Improving Competitiveness of African Aquaculture through Capacity Building, Improved Technology, and Management of Supply Chain and Natural Resources
Virginia Tech, University of Arkansas at Pine Bluff (UAPB) (US); Kwame Nkrumah University of Science & Technology (KNUST); Department, Ministry of Food & Agriculture, Water & Sewerage Company, Ghana (Ghana); Sokoine University of Agriculture (SUA), Ministry of Natural Resources & Tourism, Aquaculture Development Division,Kingorwila National Fish Center, Tanzania; Lake Victoria Environmental Management Project; Mbegani Fisheries Development Centre; National Investment Center (NIC); Nyegezi Fisheries Institute; Tanzania Fisheries Research Institute, Tanzania; University of Dar-es-Salaam (Tanzania); Kenya Business Development Services (KBDS), Moi University (Kenya) ; United Nations Food & Agriculture Organization (FAO)

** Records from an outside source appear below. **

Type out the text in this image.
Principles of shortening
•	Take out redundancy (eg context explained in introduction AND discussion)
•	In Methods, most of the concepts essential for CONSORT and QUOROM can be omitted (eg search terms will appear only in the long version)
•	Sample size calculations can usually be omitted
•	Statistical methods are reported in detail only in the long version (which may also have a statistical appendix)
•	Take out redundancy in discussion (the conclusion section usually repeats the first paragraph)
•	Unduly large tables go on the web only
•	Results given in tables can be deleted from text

Kwamena Quagrainie (US Lead Project PI); Charles C. Ngugi (Host Country Lead PI; Kenya)
Rebecca Lochmann, Emmanuel Frimpong (US); Stephen Amisah (Ghana); Judith Amadiva, Julius Manyala (Kenya); Sebastian Chenyambuga (Tanzania)

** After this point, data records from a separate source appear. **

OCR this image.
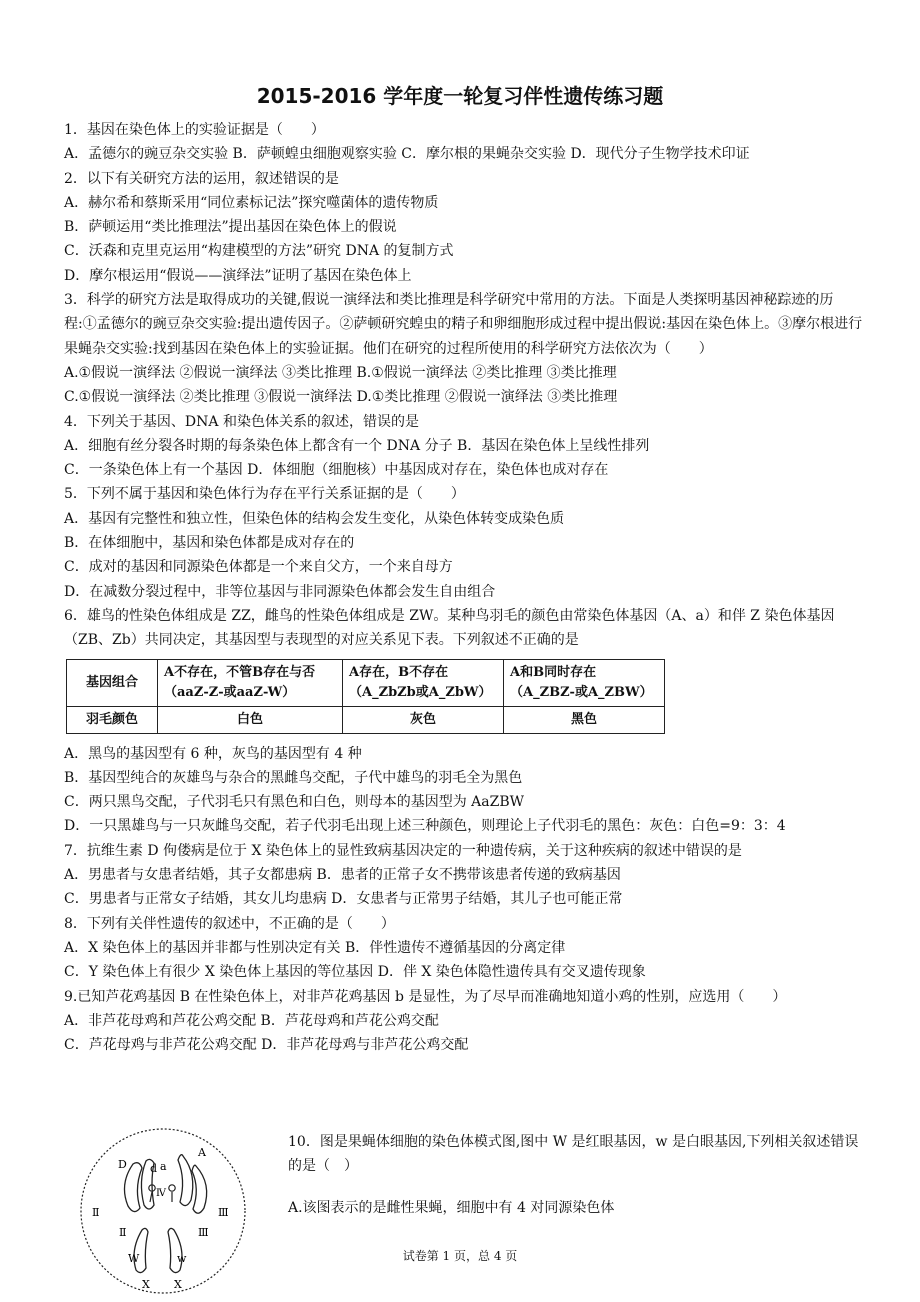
2015-2016 学年度一轮复习伴性遗传练习题
1．基因在染色体上的实验证据是（　　）
A．孟德尔的豌豆杂交实验 B．萨顿蝗虫细胞观察实验 C．摩尔根的果蝇杂交实验 D．现代分子生物学技术印证
2．以下有关研究方法的运用，叙述错误的是
A．赫尔希和蔡斯采用“同位素标记法”探究噬菌体的遗传物质
B．萨顿运用“类比推理法”提出基因在染色体上的假说
C．沃森和克里克运用“构建模型的方法”研究 DNA 的复制方式
D．摩尔根运用“假说——演绎法”证明了基因在染色体上
3．科学的研究方法是取得成功的关键,假说一演绎法和类比推理是科学研究中常用的方法。下面是人类探明基因神秘踪迹的历程:①孟德尔的豌豆杂交实验:提出遗传因子。②萨顿研究蝗虫的精子和卵细胞形成过程中提出假说:基因在染色体上。③摩尔根进行果蝇杂交实验:找到基因在染色体上的实验证据。他们在研究的过程所使用的科学研究方法依次为（　　）
A.①假说一演绎法 ②假说一演绎法 ③类比推理 B.①假说一演绎法 ②类比推理 ③类比推理
C.①假说一演绎法 ②类比推理 ③假说一演绎法 D.①类比推理 ②假说一演绎法 ③类比推理
4．下列关于基因、DNA 和染色体关系的叙述，错误的是
A．细胞有丝分裂各时期的每条染色体上都含有一个 DNA 分子 B．基因在染色体上呈线性排列
C．一条染色体上有一个基因 D．体细胞（细胞核）中基因成对存在，染色体也成对存在
5．下列不属于基因和染色体行为存在平行关系证据的是（　　）
A．基因有完整性和独立性，但染色体的结构会发生变化，从染色体转变成染色质
B．在体细胞中，基因和染色体都是成对存在的
C．成对的基因和同源染色体都是一个来自父方，一个来自母方
D．在减数分裂过程中，非等位基因与非同源染色体都会发生自由组合
6．雄鸟的性染色体组成是 ZZ，雌鸟的性染色体组成是 ZW。某种鸟羽毛的颜色由常染色体基因（A、a）和伴 Z 染色体基因（ZB、Zb）共同决定，其基因型与表现型的对应关系见下表。下列叙述不正确的是
基因组合	A不存在，不管B存在与否（aaZ-Z-或aaZ-W）	A存在，B不存在（A_ZbZb或A_ZbW）	A和B同时存在（A_ZBZ-或A_ZBW）
羽毛颜色	白色	灰色	黑色
A．黑鸟的基因型有 6 种，灰鸟的基因型有 4 种
B．基因型纯合的灰雄鸟与杂合的黑雌鸟交配，子代中雄鸟的羽毛全为黑色
C．两只黑鸟交配，子代羽毛只有黑色和白色，则母本的基因型为 AaZBW
D．一只黑雄鸟与一只灰雌鸟交配，若子代羽毛出现上述三种颜色，则理论上子代羽毛的黑色：灰色：白色=9：3：4
7．抗维生素 D 佝偻病是位于 X 染色体上的显性致病基因决定的一种遗传病，关于这种疾病的叙述中错误的是
A．男患者与女患者结婚，其子女都患病 B．患者的正常子女不携带该患者传递的致病基因
C．男患者与正常女子结婚，其女儿均患病 D．女患者与正常男子结婚，其儿子也可能正常
8．下列有关伴性遗传的叙述中，不正确的是（　　）
A．X 染色体上的基因并非都与性别决定有关 B．伴性遗传不遵循基因的分离定律
C．Y 染色体上有很少 X 染色体上基因的等位基因 D．伴 X 染色体隐性遗传具有交叉遗传现象
9.已知芦花鸡基因 B 在性染色体上，对非芦花鸡基因 b 是显性，为了尽早而准确地知道小鸡的性别，应选用（　　）
A．非芦花母鸡和芦花公鸡交配 B．芦花母鸡和芦花公鸡交配
C．芦花母鸡与非芦花公鸡交配 D．非芦花母鸡与非芦花公鸡交配
D
A
d a
Ⅱ	Ⅲ
Ⅳ
Ⅱ	Ⅲ
W	w
X X
10．图是果蝇体细胞的染色体模式图,图中 W 是红眼基因，w 是白眼基因,下列相关叙述错误的是（　）
A.该图表示的是雌性果蝇，细胞中有 4 对同源染色体
试卷第 1 页，总 4 页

The overall goal of this continuation project is to develop physical and human capacity for the aquaculture industry in sub-Sahara Africa through new and better technology of fish production, better management of the natural resources, development of indigenous species, and responding appropriately to market demands for fish products. Results from the various investigations will help to vitalize rural aquaculture entrepreneurship by providing capacity and opening up a larger market for rural aquaculture producers. They will also help to provide additional employment and income generation that will create demand for other products and thus support the growth of other rural economic activities.
Related AquaFish investigations include: 09BMA07OR, 09MER02PU, 09SFT02PU, 09SFT05PU, 09QSD04PU, 09TAP04PU, 09IND06PU, 07MER02PU
,07QSD02PU, 07WIZ01PU, 07SFT06PU, 07MER03PU
Tanzania: - Researchers found that leaf meal made from two local native, leguminous tree species Leucaena leucocephala and Moringa oleifera can replace costly soybean meal in tiliapia diets and increase profitability for small-scale fish farmers Kenya: - Farmers were trained in hatchery technology and business techniques to farm juvenile catfish and sell them as an alternative to wild-caught baitfish. Farmers now successfully sell baitfish in markets along the shores of Lake Victoria. Women bait traders trained in pond construction and catfish breeding are now able to farm and supply baitfish throughout the year. - Training efforts have led Kenyan baitfish farmers to use the cluster farming system to achieve significant improvements in their marketing capabilities and assist other farmers in adopting the collective model. - A study on consumers' taste preferences concluded that the factors affecting consumers' willingness to pay for farmed tilapia include health consciousness, household income, household size, age, urban residence and education of consumers. Ghana: - Farmers were trained in environmental Best Management Practices (BMPs) in aquaculture. Farmers are implementing broadly focused environmental BMPs on their farms. - A study on consumers' taste preferences concluded that the health consciousness of consumers, their secondary education, age, and the color of farmed tilapia affected their willingness to pay for farmed tilapia in Ghana.